There is “NO” scientific evidence that A-Cell helps egrow hair!

The following excerpt is from website:

ACell’s proprietary urinary bladder matrix (UBM) technology platform is based on an extracellular matrix, or ECM, derived from porcine urinary bladder.

ACell’s proprietary method of processing this raw material results in MatriStem products that are differentiated from other competitive ECM products because they include an intact epithelial basement membrane on one surface and a lamina propria layer on the opposite surface. MatriStem devices contain multiple types of carbohydrates, collagens, proteins and other components, and are gradually resorbed by the patient following implantation.

These product characteristics facilitate a constructive remodeling process in the body that reduces scarring and facilitates the restoration of normal site-appropriate tissue. These features represent key competitive advantages over other treatment modalities and offer new application paradigms for many wound care procedures and surgical repairs.

As a result, MatriStem products are often used in complex slow-healing wounds or surgical procedures where leading competitive regenerative therapy treatments have not been effective.

It is used as a topical treatment for slow healing wounds and has FDA approval as a device, not as an injectable agent. They cite 89 research articles on the website and none of them refer to hair regrowth or use as an injectable agent for hair.

The ACell urinary bladder matrix “Matristem” is not listed as an appropriate for use in hair growth or hair regeneration on their website.

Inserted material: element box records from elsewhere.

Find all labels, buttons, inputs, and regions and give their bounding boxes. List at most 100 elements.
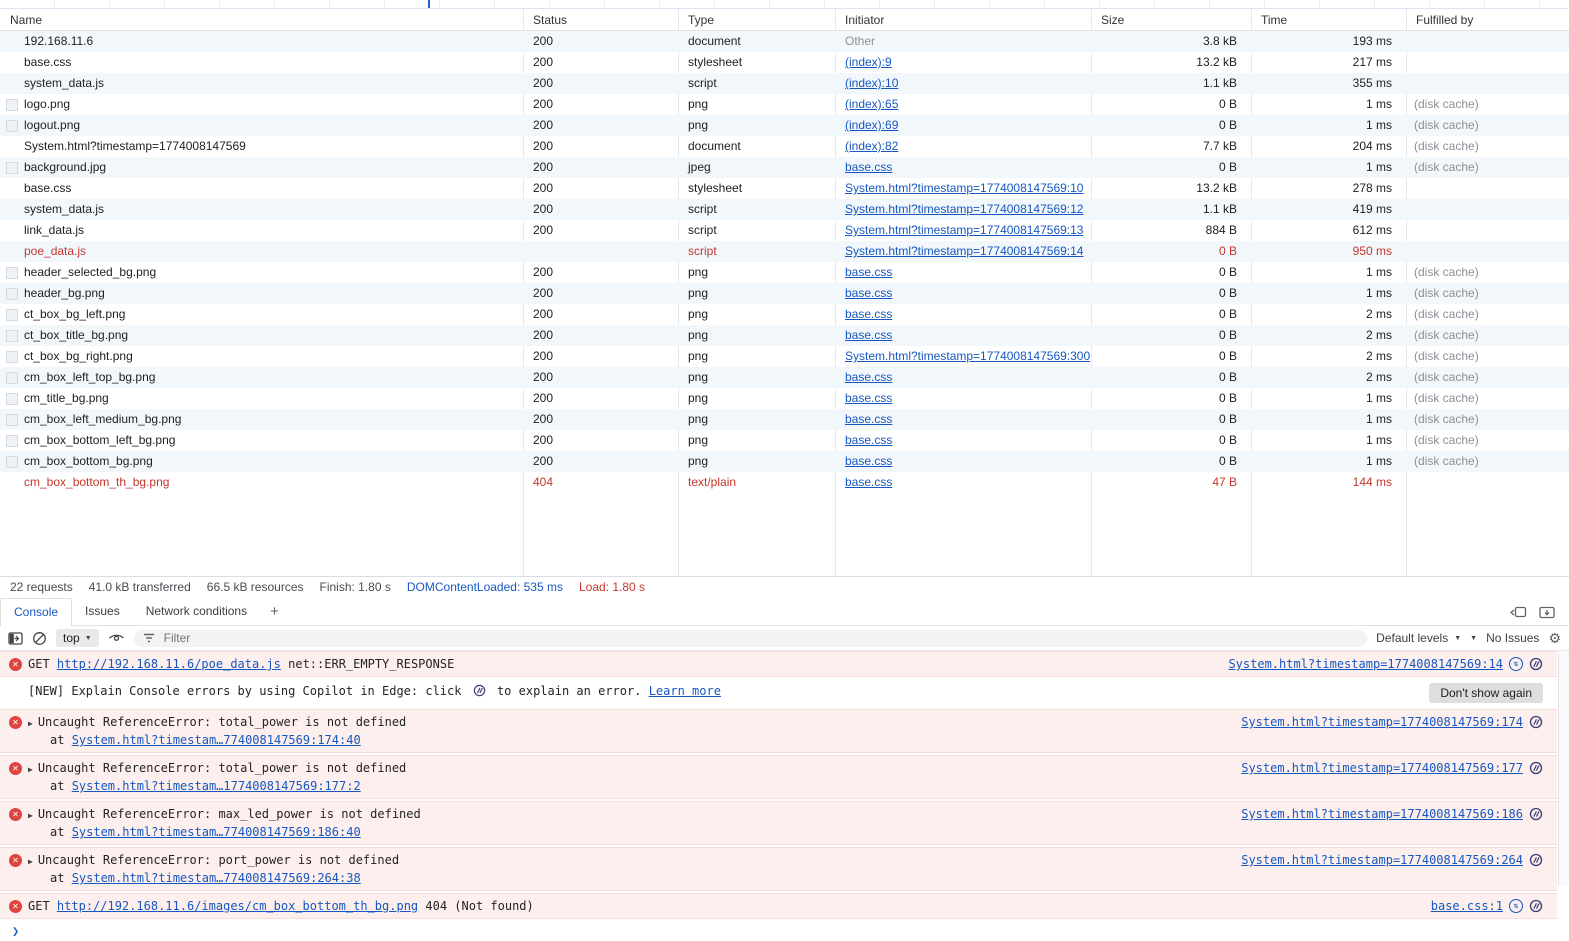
request-initiator[interactable]: base.css [845, 391, 892, 405]
gear-icon[interactable]: ⚙ [1548, 631, 1561, 645]
request-initiator[interactable]: (index):69 [845, 118, 898, 132]
network-request-row[interactable]: system_data.js 200 script System.html?ti… [0, 199, 1569, 220]
request-initiator[interactable]: System.html?timestamp=1774008147569:14 [845, 244, 1083, 258]
request-initiator[interactable]: base.css [845, 160, 892, 174]
source-link[interactable]: base.css:1 [1431, 898, 1503, 914]
request-initiator[interactable]: base.css [845, 307, 892, 321]
tab-network-conditions[interactable]: Network conditions [133, 598, 260, 625]
request-initiator[interactable]: System.html?timestamp=1774008147569:300 [845, 349, 1090, 363]
source-link[interactable]: System.html?timestamp=1774008147569:186 [1241, 806, 1523, 822]
expand-icon[interactable]: ▶ [28, 857, 33, 866]
live-expression-eye-icon[interactable] [108, 632, 125, 644]
expand-icon[interactable]: ▶ [28, 765, 33, 774]
network-request-row[interactable]: cm_box_bottom_left_bg.png 200 png base.c… [0, 430, 1569, 451]
console-prompt[interactable]: ❯ [0, 921, 1557, 941]
request-url-link[interactable]: http://192.168.11.6/images/cm_box_bottom… [57, 899, 418, 913]
copilot-icon[interactable] [1529, 899, 1543, 913]
copilot-icon[interactable] [1529, 853, 1543, 867]
stack-location-link[interactable]: System.html?timestam…1774008147569:177:2 [72, 779, 361, 793]
tab-issues[interactable]: Issues [72, 598, 133, 625]
stack-location-link[interactable]: System.html?timestam…774008147569:186:40 [72, 825, 361, 839]
request-initiator[interactable]: (index):10 [845, 76, 898, 90]
request-type: document [688, 139, 741, 153]
tab-console[interactable]: Console [0, 598, 73, 626]
copilot-icon[interactable] [1529, 715, 1543, 729]
copilot-icon[interactable] [1529, 657, 1543, 671]
console-sidebar-icon[interactable] [8, 631, 23, 645]
expand-icon[interactable]: ▶ [28, 719, 33, 728]
learn-more-link[interactable]: Learn more [649, 684, 721, 698]
column-header-status[interactable]: Status [523, 9, 678, 30]
dont-show-again-button[interactable]: Don't show again [1429, 683, 1543, 703]
network-request-row[interactable]: cm_title_bg.png 200 png base.css 0 B 1 m… [0, 388, 1569, 409]
file-icon [6, 225, 18, 237]
network-request-row[interactable]: logo.png 200 png (index):65 0 B 1 ms (di… [0, 94, 1569, 115]
column-header-fulfilled-by[interactable]: Fulfilled by [1406, 9, 1569, 30]
network-request-row[interactable]: 192.168.11.6 200 document Other 3.8 kB 1… [0, 31, 1569, 52]
source-link[interactable]: System.html?timestamp=1774008147569:177 [1241, 760, 1523, 776]
filter-input[interactable] [161, 630, 1359, 646]
network-request-row[interactable]: poe_data.js script System.html?timestamp… [0, 241, 1569, 262]
network-request-row[interactable]: link_data.js 200 script System.html?time… [0, 220, 1569, 241]
network-request-row[interactable]: base.css 200 stylesheet (index):9 13.2 k… [0, 52, 1569, 73]
default-levels-dropdown[interactable]: Default levels ▼ [1376, 631, 1461, 645]
error-icon: ✕ [9, 808, 22, 821]
stack-location-link[interactable]: System.html?timestam…774008147569:174:40 [72, 733, 361, 747]
request-initiator[interactable]: System.html?timestamp=1774008147569:12 [845, 202, 1083, 216]
request-initiator[interactable]: base.css [845, 286, 892, 300]
network-request-row[interactable]: System.html?timestamp=1774008147569 200 … [0, 136, 1569, 157]
request-initiator[interactable]: base.css [845, 328, 892, 342]
column-header-type[interactable]: Type [678, 9, 835, 30]
add-tab-icon[interactable]: + [260, 599, 289, 625]
context-selector[interactable]: top ▼ [56, 629, 99, 647]
network-request-row[interactable]: background.jpg 200 jpeg base.css 0 B 1 m… [0, 157, 1569, 178]
column-header-size[interactable]: Size [1091, 9, 1251, 30]
network-request-row[interactable]: ct_box_bg_left.png 200 png base.css 0 B … [0, 304, 1569, 325]
dock-drawer-icon[interactable] [1539, 606, 1555, 619]
request-initiator[interactable]: (index):65 [845, 97, 898, 111]
request-initiator[interactable]: base.css [845, 475, 892, 489]
request-url-link[interactable]: http://192.168.11.6/poe_data.js [57, 657, 281, 671]
network-request-row[interactable]: header_bg.png 200 png base.css 0 B 1 ms … [0, 283, 1569, 304]
column-header-name[interactable]: Name [0, 9, 523, 30]
copilot-icon[interactable] [1529, 761, 1543, 775]
request-initiator[interactable]: base.css [845, 433, 892, 447]
console-filter-field[interactable] [133, 629, 1368, 647]
column-header-initiator[interactable]: Initiator [835, 9, 1091, 30]
source-link[interactable]: System.html?timestamp=1774008147569:14 [1228, 656, 1503, 672]
network-request-row[interactable]: header_selected_bg.png 200 png base.css … [0, 262, 1569, 283]
request-initiator[interactable]: System.html?timestamp=1774008147569:10 [845, 181, 1083, 195]
request-initiator[interactable]: (index):9 [845, 55, 892, 69]
request-initiator[interactable]: (index):82 [845, 139, 898, 153]
copilot-icon[interactable] [1529, 807, 1543, 821]
network-overview-strip[interactable] [0, 0, 1569, 9]
show-request-icon[interactable]: ⇅ [1509, 657, 1523, 671]
network-request-row[interactable]: system_data.js 200 script (index):10 1.1… [0, 73, 1569, 94]
show-request-icon[interactable]: ⇅ [1509, 899, 1523, 913]
network-request-row[interactable]: logout.png 200 png (index):69 0 B 1 ms (… [0, 115, 1569, 136]
network-request-row[interactable]: base.css 200 stylesheet System.html?time… [0, 178, 1569, 199]
column-header-time[interactable]: Time [1251, 9, 1406, 30]
network-request-row[interactable]: cm_box_left_medium_bg.png 200 png base.c… [0, 409, 1569, 430]
console-scrollbar[interactable] [1558, 651, 1569, 886]
network-request-row[interactable]: cm_box_bottom_bg.png 200 png base.css 0 … [0, 451, 1569, 472]
network-request-row[interactable]: ct_box_bg_right.png 200 png System.html?… [0, 346, 1569, 367]
source-link[interactable]: System.html?timestamp=1774008147569:174 [1241, 714, 1523, 730]
expand-icon[interactable]: ▶ [28, 811, 33, 820]
network-request-row[interactable]: cm_box_bottom_th_bg.png 404 text/plain b… [0, 472, 1569, 493]
request-initiator[interactable]: base.css [845, 412, 892, 426]
stack-location-link[interactable]: System.html?timestam…774008147569:264:38 [72, 871, 361, 885]
request-initiator[interactable]: base.css [845, 370, 892, 384]
source-link[interactable]: System.html?timestamp=1774008147569:264 [1241, 852, 1523, 868]
request-initiator[interactable]: base.css [845, 454, 892, 468]
request-type: script [688, 244, 717, 258]
request-time: 419 ms [1352, 202, 1392, 216]
network-request-row[interactable]: cm_box_left_top_bg.png 200 png base.css … [0, 367, 1569, 388]
chevron-down-icon[interactable]: ▼ [1470, 635, 1477, 642]
request-initiator[interactable]: base.css [845, 265, 892, 279]
issues-counter[interactable]: No Issues [1486, 631, 1539, 645]
move-panel-icon[interactable] [1510, 606, 1527, 619]
clear-console-icon[interactable] [32, 631, 47, 646]
network-request-row[interactable]: ct_box_title_bg.png 200 png base.css 0 B… [0, 325, 1569, 346]
request-initiator[interactable]: System.html?timestamp=1774008147569:13 [845, 223, 1083, 237]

ACell’s MatriStem Products address a large, growing and underserved patient population. MatriStem products have received seven 510(k) clearances from the FDA and are indicated for the treatment of a wide range of regenerative and tissue repair applications in wounds and surgical soft tissue repair.

MatriStem Products are medical devices appropriate for the topical management of wounds and various surgical procedures. MatriStem is available in particle and sheet forms in various volumes, sizes and configurations.

As far as an indication and use, ACell and Hair Restoration lacks any medical literature or science proving that it is effective. It is certainly not an injectable agent and this far exceeds its .FDA approval as a device.

Final Assessment:

No scientific evidence that it works to regrow hair. I wish it did work.
I feel strongly that preying on individuals with hair loss as a miracle solution with no scientific evidence of benefits is unethical.

There are good dietary means available to improve the connective tissue in skin and does not include injecting ACell subcutaneously. I call upon all those promoting for Acell for reversing hair loss to show the real scientific evidence. Acell is not recommended for hair loss. Don’t waste your money on ACell for hair loss.